The Ministry of Health eliminates the dose of the pentavalent vaccine from the state calendar

Do you know the tetanus vaccine that, together with others in the same injection, is given when the baby is more than one year old? As the Ministry of Health has decided to heed the recommendations of the Spanish Association of Pediatrics (AEP), which already said in its calendar of vaccines in January said to remove it, and recently announced that it will stop administering. I speak of the pentavalent vaccine that protected against tetanus, diphtheria, whooping cough, Haemophilus influenzae b and polio.

The fourth dose that the AEP eliminated in January

As we have commented, earlier this year the AEP chose to eliminate this dose of pentavalent vaccine in order to modify the pattern of the hexavalent and pentavalent that is given to babies (usually at 2, 4 and 6 months and the pentavalent to 18), and go from four to three doses.

They are not exactly the same vaccine, but there is talk of four doses because formerly the pentavalent was administered four times and apart from that of hepatitis B in three doses, and for a few years the latter joined the first three pentavalent to form the vaccine hexavalent Then, the usual pattern was 2,4,6 and 18 months, with the first three hexavalent and the last pentavalent, for not carrying hepatitis B.

Well, the Ministry of Health has decided to adopt the pattern suggested by the AEP for the year 2017 and the vaccine will be administered at 2, 4 and 11 months, as we read in the statement they have made about it:

The childhood vaccination calendar, which for the first time was common for all Autonomous Communities in the last legislature and is updated based on the epidemiological situation and the innovations that occur, has been modified to introduce a new guideline for hexavalent vaccine.

Based on the scientific evidence and with the agreement of all Autonomous Communities, this new guideline is 2 doses administered at 2 months and 4 months and a recall dose at 11 months. These children will receive another souvenir dose against diphtheria, tetanus, whooping cough and polio at 6 years. The modification will be incorporated in all the Autonomous Communities from January 2017.

This modification in the administration of the hexavalent vaccine, which ensures protection against diseases for which it immunizes (diphtheria, tetanus, whooping cough, polio, Haemophilus influenzae type b and hepatitis B), adds to the vaccination against pneumococcus and chickenpox in the children's age approved in 2015.

Why do they remove it?

I suppose you have asked yourself the same question I asked myself when I found out. If they put four, why now three? Will babies be well vaccinated? Will it be to save? And the definitive answer I don't have, but I suppose that the thing goes a little out there, and a little because for several months there are problems with the availability of some vaccines that include pertussis.

According to the data known by the data sheet, the vaccine can be administered both in a 4-dose regimen and in a 3-dose regimen, and apparently it is practically as effective in the second situation as in the first, as we can see in the following table. of the mentioned file:

In fact, there are several countries (such as France and Denmark), which have been carrying out this pattern for a long time. Why then put four? Well, I imagine that because protection does not cease to be, at the statistical level, a little better. But if that little bit is as low as we see in the graph, many of the diseases are very controlled and the savings of putting a vaccine less makes it possible to administer that of pneumococcus, chickenpox, and who knows if in the future that of meningitis BWell, go ahead.
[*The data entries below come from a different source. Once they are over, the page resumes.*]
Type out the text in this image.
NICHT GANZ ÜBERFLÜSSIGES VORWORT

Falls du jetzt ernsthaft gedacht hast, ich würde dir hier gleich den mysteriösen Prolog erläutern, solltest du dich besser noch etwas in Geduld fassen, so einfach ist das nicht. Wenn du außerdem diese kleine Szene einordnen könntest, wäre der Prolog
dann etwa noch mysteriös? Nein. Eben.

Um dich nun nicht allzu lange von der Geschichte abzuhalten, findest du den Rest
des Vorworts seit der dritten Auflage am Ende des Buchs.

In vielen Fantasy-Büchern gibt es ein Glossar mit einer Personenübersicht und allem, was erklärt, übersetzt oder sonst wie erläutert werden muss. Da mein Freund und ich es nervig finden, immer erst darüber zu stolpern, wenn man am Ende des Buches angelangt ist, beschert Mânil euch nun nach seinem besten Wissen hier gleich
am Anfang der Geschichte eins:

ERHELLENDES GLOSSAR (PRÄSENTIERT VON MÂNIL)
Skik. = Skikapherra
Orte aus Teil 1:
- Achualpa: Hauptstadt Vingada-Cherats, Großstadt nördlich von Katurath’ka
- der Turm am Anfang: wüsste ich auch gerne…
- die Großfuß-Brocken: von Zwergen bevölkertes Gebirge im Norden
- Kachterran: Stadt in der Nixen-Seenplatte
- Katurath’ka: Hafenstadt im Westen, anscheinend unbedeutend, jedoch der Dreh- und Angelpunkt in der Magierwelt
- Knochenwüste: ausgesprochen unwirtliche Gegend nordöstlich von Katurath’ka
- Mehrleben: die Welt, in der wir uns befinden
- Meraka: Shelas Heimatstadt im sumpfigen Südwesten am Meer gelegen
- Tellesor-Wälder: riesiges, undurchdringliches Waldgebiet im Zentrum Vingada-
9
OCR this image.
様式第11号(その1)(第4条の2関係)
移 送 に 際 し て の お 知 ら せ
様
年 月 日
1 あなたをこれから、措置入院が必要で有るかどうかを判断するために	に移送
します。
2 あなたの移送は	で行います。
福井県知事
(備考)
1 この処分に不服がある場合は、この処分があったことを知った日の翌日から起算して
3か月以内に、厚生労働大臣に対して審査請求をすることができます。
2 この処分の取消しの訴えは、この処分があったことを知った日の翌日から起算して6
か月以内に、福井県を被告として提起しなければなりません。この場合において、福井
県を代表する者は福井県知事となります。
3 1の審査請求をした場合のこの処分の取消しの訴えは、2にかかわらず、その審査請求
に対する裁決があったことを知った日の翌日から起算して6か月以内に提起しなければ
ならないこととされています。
And protection against whooping cough?

We are in a somewhat convulsive situation as far as the pertussis vaccine is concerned. There is hardly any dose of DTPa vaccine given at 4-6 years and many children are not getting vaccinated for it. In addition, there are few doses of the aforementioned pentavalent (in many cases a fourth hexavalent is administered, to which this new pattern would give solution), but at a time when several babies have died from this disease (a girl died yesterday in Jaén, who due to his age had not yet received the first vaccine), it seems unwise to take a dose.

However, in a document of the Ministry of Health in which the effectiveness and clinical data of the hexavalent vaccine from two different manufacturers are evaluated, we read that:

With a two-dose vaccination schedule (3.5 months) and a 12-month recall dose, the results of long-term follow-up carried out in Sweden demonstrated that vaccines containing Pa are effective. However, it was observed that protection against pertussis would be about 7-8 years. Therefore, it was considered to include in the data sheet the need to administer a second dose of memory against pertussis at 5-7 years in previously vaccinated children following the guidelines 3, 5 and 12 months.

And that vaccine of 5-7 years is the one that has been part of the calendar for years but is not available right now (it should be when children with three doses, and not four, reach that age, because they will not have so much margin of maneuver).

In short, we could say that they have seen that one of the vaccines that were given to children is not so necessary at the present time and they have chosen to modify the pattern and withdraw it, in the same way as now, instead of putting three vaccines for meningitis C in the first two years of life they put two in many autonomous communities because thanks to vaccination for more 15 years of cases of meningitis C have been drastically reduced.